Wednesday 15 April 2015

Supervisor meeting with Simone 15/04/15

Today was the first meeting with Simone in about 4 weeks, as she was off for Easter for 2 weeks and prior to that I missed our last meeting because I had to go home.  I had sent her the draft sections of my dissertation which she had read some of.  The good news is, she is happy with most of what I have written (woohoo!) despite the fact that I am very over the word limit and I am not even finished drafting!  She gave me some notes on what she has read so far and we have another meeting on Friday to go over the rest of what she has read.  I had planned to blitz on and get the rest of the Contextual Review finished up today, but I was ill after lunch so it has not been a hugely productive afternoon.

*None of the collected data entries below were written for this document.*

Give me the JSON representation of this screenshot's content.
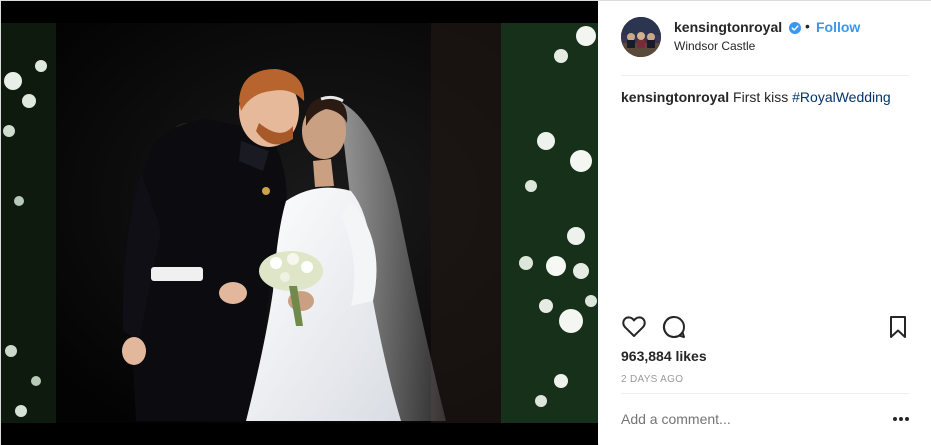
{
  "post": {
    "username": "kensingtonroyal",
    "follow_label": "Follow",
    "separator": "•",
    "location": "Windsor Castle",
    "caption": {
      "username": "kensingtonroyal",
      "text": "First kiss",
      "hashtag": "#RoyalWedding"
    },
    "likes": "963,884 likes",
    "time": "2 DAYS AGO",
    "comment_placeholder": "Add a comment..."
  },
  "colors": {
    "link": "#3897f0",
    "hashtag": "#003569",
    "verified": "#3897f0",
    "muted": "#999999"
  },
  "icons": {
    "like": "heart-icon",
    "comment": "comment-icon",
    "save": "bookmark-icon",
    "more": "more-options-icon",
    "verified": "verified-badge-icon"
  }
}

In other news, a friend of mine who took the survey and viewed the prototype very kindly lent me his old iPad 3 to test on in order to help the design process, which was very kind and will hopefully help this last bit of cleaning up the UI as I will be able to see how it actually looks and feels, rather than relying on InvisionApp's simulator.  Speaking of this, Simone had a look through the prototype and voiced some opinions/concerns over navigation.  Once I am done with the current dissertation writing and editing, I am going to go in and change what needs changed/adapted.  This includes a re-ordering of some sections - we decided that exercises for mindfulness should be an option on the home page so that users would have a point of stickiness to return to the app again and again.  As you can see below, there is no direct route to this from the homepage on the current build.  It was also decided that the pale background would be the one to go for, as neither journalistic evidence nor the survey results established a definitive preference.  I wanted to give users the option to switch between a dark and light colour scheme, but Simone urged me to keep my workload to the essentials given that hand in is in almost 11 days (EEK).

Screen grab of "What Is Mindfulness?" page


We also discussed the idea of having users tap on buttons saying "Got it!" "Okay" etc as this will prompt them to read the text content and also make them feel like they are achieving goals, which directly relates to the application of flow theory in interactive design.  This is something I have written about previously and has emerged as something quite important to both practical and theoretical work, as well as being a help to the user experience design (and I need a lot of that!)